Rpub Link: Click Here
This is a document for Coursera Developing Data Product assignment. The objective is to create a webpage using R Markdown that features a map created with Leaflet.
The dataset is coming from the zipcode package. This package contains a database of city, state, latitude and longitude information for US ZIP codes from CivicSpace Database (August 2004) augmented by Daniel Coven’s federalgovernmentzipcodes.us website (updated January 22,2012).
# Clear cache first
rm(list=ls())
# Check for missing dependencies and load necessary R packages
if(!require(zipcode)){install.packages('zipcode')}; library(zipcode)
if(!require(leaflet)){install.packages('leaflet')}; library(leaflet)
if(!require(dplyr)){install.packages('dplyr')}; library(dplyr)
if(!require(ggplot2)){install.packages('ggplot2')}; library(ggplot2)
# Load dataset
data(zipcode)
Now, lets take a look at the zipcode dataset.
summary(zipcode)
## zip city state latitude
## Length:44336 Length:44336 Length:44336 Min. :-44.25
## Class :character Class :character Class :character 1st Qu.: 34.96
## Mode :character Mode :character Mode :character Median : 39.10
## Mean : 38.47
## 3rd Qu.: 41.86
## Max. : 71.30
## NA's :647
## longitude
## Min. :-176.64
## 1st Qu.: -97.28
## Median : -87.82
## Mean : -90.84
## 3rd Qu.: -80.06
## Max. : 171.18
## NA's :647
Interesting, looks like it contains all the zipcodes from all the cities across all the different states, along with their latitude & longitude information. There seemed to be some NA values inside the latitude and longitude columns so I’m removing it now.
zipcode2 <-na.omit(zipcode)
Using dplyr package, we’ll summarise the data into city, latitude, longitude and number of zipcodes per state. Latitude and Longitude will be computed as the average of each state. Renaming latitude as lat and longitude as lng so that leaflet can consume later.
zipcode3 <- zipcode2 %>% group_by(state) %>% summarise(lat=mean(latitude), lng=mean(longitude), count_zipcode=n())

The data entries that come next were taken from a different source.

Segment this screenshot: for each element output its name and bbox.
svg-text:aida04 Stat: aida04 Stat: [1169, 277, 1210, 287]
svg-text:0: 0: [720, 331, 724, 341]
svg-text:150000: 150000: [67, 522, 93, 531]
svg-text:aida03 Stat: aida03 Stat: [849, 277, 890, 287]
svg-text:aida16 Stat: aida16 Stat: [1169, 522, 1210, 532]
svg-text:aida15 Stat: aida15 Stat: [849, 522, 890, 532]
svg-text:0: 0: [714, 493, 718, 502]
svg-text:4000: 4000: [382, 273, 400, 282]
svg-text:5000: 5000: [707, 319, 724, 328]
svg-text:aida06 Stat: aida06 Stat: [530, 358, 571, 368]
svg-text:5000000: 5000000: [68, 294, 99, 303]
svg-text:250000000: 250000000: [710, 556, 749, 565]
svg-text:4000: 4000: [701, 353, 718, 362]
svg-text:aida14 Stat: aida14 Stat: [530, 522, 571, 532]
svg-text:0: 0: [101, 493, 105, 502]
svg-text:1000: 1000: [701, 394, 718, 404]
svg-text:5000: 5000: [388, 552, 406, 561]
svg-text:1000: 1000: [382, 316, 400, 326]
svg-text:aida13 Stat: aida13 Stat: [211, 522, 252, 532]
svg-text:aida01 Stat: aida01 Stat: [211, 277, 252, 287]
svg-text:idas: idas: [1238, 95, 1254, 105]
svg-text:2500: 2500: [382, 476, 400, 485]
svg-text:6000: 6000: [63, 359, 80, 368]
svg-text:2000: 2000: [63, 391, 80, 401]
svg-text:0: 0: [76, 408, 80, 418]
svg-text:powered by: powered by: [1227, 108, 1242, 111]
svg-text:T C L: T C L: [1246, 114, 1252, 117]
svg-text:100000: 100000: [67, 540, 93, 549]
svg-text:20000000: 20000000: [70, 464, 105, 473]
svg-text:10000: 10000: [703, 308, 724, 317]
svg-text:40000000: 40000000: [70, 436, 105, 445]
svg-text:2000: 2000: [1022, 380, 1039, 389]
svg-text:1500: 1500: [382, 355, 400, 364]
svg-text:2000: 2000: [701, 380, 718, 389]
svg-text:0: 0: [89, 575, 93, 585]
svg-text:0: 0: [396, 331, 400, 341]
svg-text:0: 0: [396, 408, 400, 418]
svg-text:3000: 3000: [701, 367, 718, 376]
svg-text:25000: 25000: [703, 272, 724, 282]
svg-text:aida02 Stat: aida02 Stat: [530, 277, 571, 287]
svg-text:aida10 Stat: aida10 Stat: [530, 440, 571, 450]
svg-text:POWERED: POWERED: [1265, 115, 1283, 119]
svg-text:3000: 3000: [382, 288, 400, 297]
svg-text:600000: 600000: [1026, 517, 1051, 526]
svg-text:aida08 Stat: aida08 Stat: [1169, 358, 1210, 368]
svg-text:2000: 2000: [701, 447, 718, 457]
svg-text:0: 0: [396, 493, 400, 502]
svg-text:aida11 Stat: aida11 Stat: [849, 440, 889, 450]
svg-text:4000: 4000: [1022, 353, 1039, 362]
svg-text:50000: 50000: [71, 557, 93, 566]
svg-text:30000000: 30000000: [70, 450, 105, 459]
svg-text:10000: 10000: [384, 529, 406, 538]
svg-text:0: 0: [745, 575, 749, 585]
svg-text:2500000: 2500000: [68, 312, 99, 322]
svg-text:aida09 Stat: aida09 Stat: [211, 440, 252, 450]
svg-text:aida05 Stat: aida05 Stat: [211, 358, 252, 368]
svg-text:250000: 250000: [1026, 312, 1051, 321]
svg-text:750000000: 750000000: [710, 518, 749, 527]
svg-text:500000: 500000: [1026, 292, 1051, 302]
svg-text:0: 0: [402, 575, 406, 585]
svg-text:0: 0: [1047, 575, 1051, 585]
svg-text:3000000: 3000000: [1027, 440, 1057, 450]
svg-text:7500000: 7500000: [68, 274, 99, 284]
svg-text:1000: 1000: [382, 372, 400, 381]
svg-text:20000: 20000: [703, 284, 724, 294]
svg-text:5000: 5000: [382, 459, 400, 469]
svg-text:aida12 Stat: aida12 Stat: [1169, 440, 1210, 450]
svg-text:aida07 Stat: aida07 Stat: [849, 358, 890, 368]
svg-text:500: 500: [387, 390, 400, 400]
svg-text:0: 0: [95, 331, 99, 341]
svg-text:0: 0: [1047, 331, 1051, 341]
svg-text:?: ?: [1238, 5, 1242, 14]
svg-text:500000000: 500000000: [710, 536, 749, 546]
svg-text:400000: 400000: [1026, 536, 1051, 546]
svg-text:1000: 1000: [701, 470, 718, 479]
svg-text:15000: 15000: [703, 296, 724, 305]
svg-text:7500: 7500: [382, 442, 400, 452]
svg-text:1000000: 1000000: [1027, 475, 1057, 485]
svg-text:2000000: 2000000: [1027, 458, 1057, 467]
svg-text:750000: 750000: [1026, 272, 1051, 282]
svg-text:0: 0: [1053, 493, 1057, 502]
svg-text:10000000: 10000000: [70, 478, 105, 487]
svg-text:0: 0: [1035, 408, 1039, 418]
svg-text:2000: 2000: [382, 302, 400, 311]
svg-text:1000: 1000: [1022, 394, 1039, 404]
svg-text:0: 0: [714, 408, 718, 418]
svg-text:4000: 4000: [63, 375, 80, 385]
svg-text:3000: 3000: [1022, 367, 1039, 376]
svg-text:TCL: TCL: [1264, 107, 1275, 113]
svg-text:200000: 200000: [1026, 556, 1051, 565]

Now, take a quick look at the transformed dataset.
summary(zipcode3)
## state lat lng count_zipcode
## Length:60 Min. :-44.25 Min. :-170.77 Min. : 1.0
## Class :character 1st Qu.: 32.96 1st Qu.: -99.27 1st Qu.: 293.0
## Mode :character Median : 38.71 Median : -86.37 Median : 609.5
## Mean : 34.16 Mean : -71.43 Mean : 728.1
## 3rd Qu.: 42.20 3rd Qu.: -74.92 3rd Qu.:1035.5
## Max. : 61.48 Max. : 169.46 Max. :2768.0
View(zipcode3)
Noticed there are some states with very few zipcodes and their latitude and longitude are way too off, these are likely to be errors in the original dataset. So I’m filtering states that has latitude between 28 & 50.
zipcode4 <- subset(zipcode3, lat>28 & lat<50)
Alright, let’s apply the leaflet package and plot the markers. Size of the markers will indicate the number zipcode in that state.
zipcode4 %>% leaflet() %>% addTiles() %>% addCircles(weight=1, radius=zipcode4$count_zipcode*150)
Plotting this in a pareto chart to see more clearly.
# Filter for top10 states
zipcode5 <- arrange(zipcode4,desc(count_zipcode))[1:20,]
plot1 <- ggplot(zipcode5, aes(x=reorder(state,count_zipcode), y=count_zipcode, fill=count_zipcode)) +
geom_bar(stat="identity") +
scale_fill_gradient2(low='red', mid='snow3', high='red', space='Lab') +
labs(title="Top 20 US State with Most Number of Zipcodes", y="Number of Zipcodes", x="State") +
coord_flip()
plot1
We can see that Texas is the state with the highest number of zipcodes, follow by California and Pennsylvania.